Pour engendrer une telle énergie dans un cadre aussi vaste, on conçoit aisément qu’il y ait à l’origine une nécessité absolue, une question de survie. Thomas Labarthe, alias Toma-L, a traversé l’adolescence avec douleur souvent. Etudiant en arts graphiques, puis directeur artistique dans une agence de communication à Paris, il avance mais quelque chose bouillonne qui ne parvient pas à naître. C’est lors d’une rétrospective Dubuffet à Beaubourg que le choc matriciel se produit. L’art s’impose : remède, exutoire, raison de respirer et d’être au Monde.
Que devez-vous à Dubuffet ? Toma-L : Parfois je pense que si Dubuffet a peint, il l’a au moins fait pour moi. Bien sûr, c’est à considérer avec humour, mais tout de même… Cette exposition m’a bouleversé, et je voulais comprendre pourquoi, et comment. A cette époque j’étais assez perturbé psychologiquement. La découverte de Dubuffet, mes fréquentes visites à la Halle Saint Pierre (musée consacré à l’art brut, au pied de la butte Montmartre) m’ont sorti de mon isolement. Mes yeux se sont ouverts sur quelque chose qui pouvait me permettre de tisser un lien avec le monde.

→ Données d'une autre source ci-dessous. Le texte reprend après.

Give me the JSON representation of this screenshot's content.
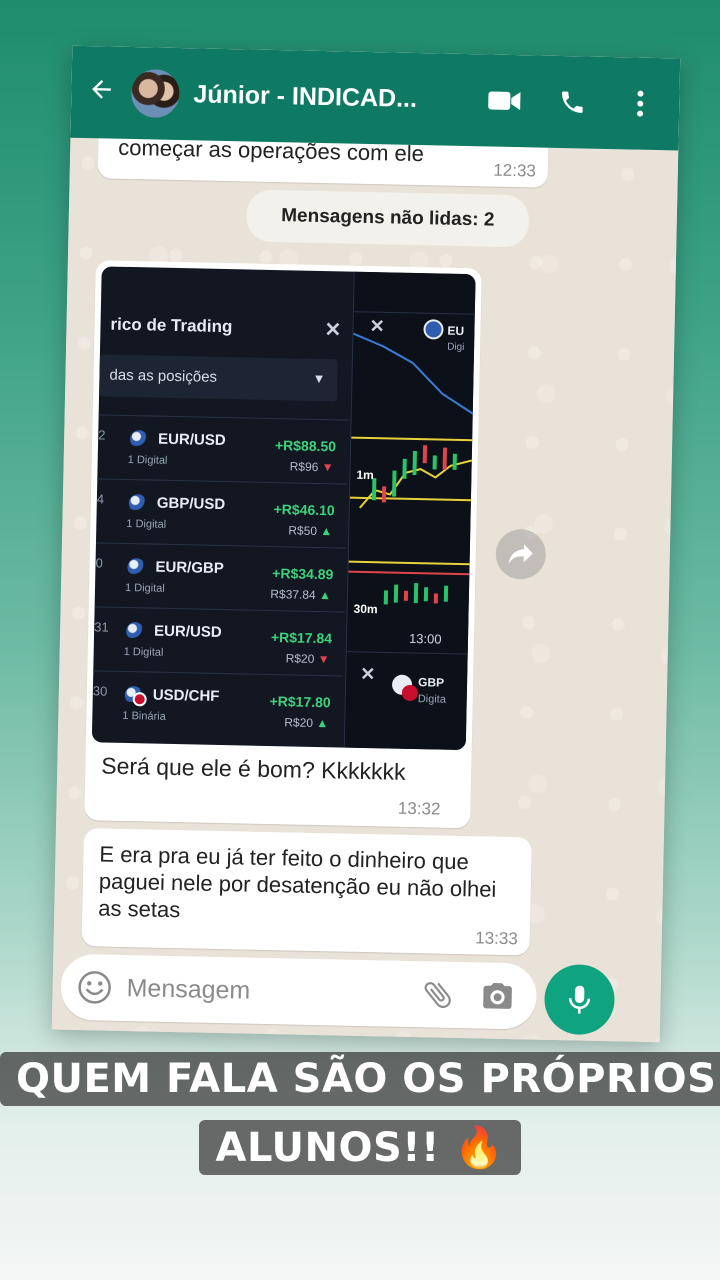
{
  "header": {
    "contact_name": "Júnior - INDICAD..."
  },
  "messages": {
    "previous_text": "começar as operações com ele",
    "previous_time": "12:33",
    "unread_label": "Mensagens não lidas: 2",
    "image_caption": "Será que ele é bom? Kkkkkkk",
    "image_time": "13:32",
    "second_text": "E era pra eu já ter feito o dinheiro que paguei nele por desatenção eu não olhei as setas",
    "second_time": "13:33"
  },
  "composer": {
    "placeholder": "Mensagem"
  },
  "trading_screenshot": {
    "panel_title": "rico de Trading",
    "filter_label": "das as posições",
    "positions": [
      {
        "idx": "2",
        "pair": "EUR/USD",
        "type": "1 Digital",
        "profit": "+R$88.50",
        "stake": "R$96",
        "direction": "down"
      },
      {
        "idx": "4",
        "pair": "GBP/USD",
        "type": "1 Digital",
        "profit": "+R$46.10",
        "stake": "R$50",
        "direction": "up"
      },
      {
        "idx": "0",
        "pair": "EUR/GBP",
        "type": "1 Digital",
        "profit": "+R$34.89",
        "stake": "R$37.84",
        "direction": "up"
      },
      {
        "idx": "31",
        "pair": "EUR/USD",
        "type": "1 Digital",
        "profit": "+R$17.84",
        "stake": "R$20",
        "direction": "down"
      },
      {
        "idx": "30",
        "pair": "USD/CHF",
        "type": "1 Binária",
        "profit": "+R$17.80",
        "stake": "R$20",
        "direction": "up"
      }
    ],
    "chart_label_1m": "1m",
    "chart_label_30m": "30m",
    "chart_time": "13:00",
    "top_asset": "EU",
    "top_asset_type": "Digi",
    "bottom_asset": "GBP",
    "bottom_asset_type": "Digita"
  },
  "story": {
    "caption_line1": "QUEM FALA SÃO OS PRÓPRIOS",
    "caption_line2": "ALUNOS!! 🔥"
  },
  "colors": {
    "header_green": "#0e7a64",
    "mic_green": "#10a37f",
    "profit_green": "#3fd27c",
    "loss_red": "#e0454c"
  }
}
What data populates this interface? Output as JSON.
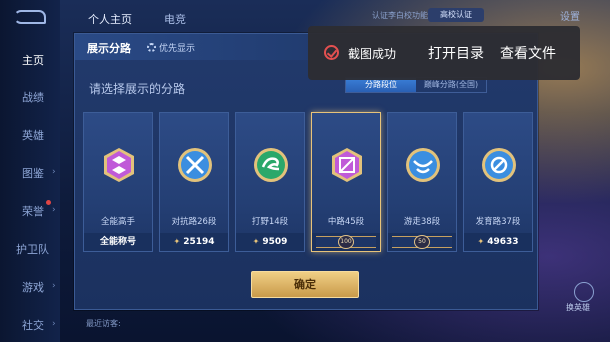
{
  "top_tabs": [
    "个人主页",
    "电竞"
  ],
  "top_hint": "认证李白校功能",
  "verify_badge": "高校认证",
  "settings_label": "设置",
  "left_nav": [
    "主页",
    "战绩",
    "英雄",
    "图鉴",
    "荣誉",
    "护卫队",
    "游戏",
    "社交"
  ],
  "panel": {
    "title": "展示分路",
    "pref_toggle": "优先显示",
    "subtitle": "请选择展示的分路",
    "segments": [
      "分路段位",
      "巅峰分路(全国)"
    ],
    "active_segment": 0,
    "confirm_label": "确定"
  },
  "cards": [
    {
      "name": "全能高手",
      "value": "全能称号",
      "color": "#c05ad8",
      "selected": false
    },
    {
      "name": "对抗路26段",
      "value": "25194",
      "color": "#3b8ee0",
      "selected": false
    },
    {
      "name": "打野14段",
      "value": "9509",
      "color": "#2aa86a",
      "selected": false
    },
    {
      "name": "中路45段",
      "value": "100",
      "color": "#c05ad8",
      "selected": true,
      "star_badge": "100"
    },
    {
      "name": "游走38段",
      "value": "50",
      "color": "#3b8ee0",
      "selected": false,
      "star_badge": "50"
    },
    {
      "name": "发育路37段",
      "value": "49633",
      "color": "#3b8ee0",
      "selected": false
    }
  ],
  "toast": {
    "message": "截图成功",
    "actions": [
      "打开目录",
      "查看文件"
    ]
  },
  "bottom": {
    "recent": "最近访客:",
    "swap": "换英雄"
  },
  "colors": {
    "accent_gold": "#e7c37a",
    "segment_active": "#3a7fd8",
    "toast_check": "#e35050"
  }
}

Que vous a apporté la collaboration avec l’ancien danseur étoile des Ballets de Monte-Carlo, Jean- Charles Gil ? Toma-L : Ensemble, nous avons travaillé sur la proprioception, ce lien entre le corps et l’esprit qui bâtit notre singularité, qui fait que, même de dos, on peut reconnaître quelqu’un. Jean-Charles porte un regard de danseur sur la perte de précision des gestes que l’avancée dans l’âge induit. Souvent, les personnes âgées dansent à contretemps. J’adore cela, les gens qui dansent mal, les gens qui chantent faux. C’est un interstice qui s’ouvre sur un monde parallèle. Quelque chose qui a à voir avec une certaine authenticité. Autre chose peut alors émerger, parce que le corps n’est plus sous contrôle.
Que pouvez-vous nous livrer de votre processus de création ? Toma-L : Il est le reflet de ma personnalité. Je peux tourner autour du pot pendant longtemps, me trouver des prétextes pour ne pas y aller (cela fait quinze jours que je vais à l’atelier et que je n’ai pas touché un pinceau). Je me mets dans un état de manque. Dans ma tête jaillissent des formes, des sensations, que je traduis par des couleurs. C’est abstrait. Les choses vont se mettre en place gentiment. Je construis physiquement ce qui va servir à la réalisation de la toile. Une fois que je me sens libéré, alors ça peut sortir. En dix minutes ou en trois semaines !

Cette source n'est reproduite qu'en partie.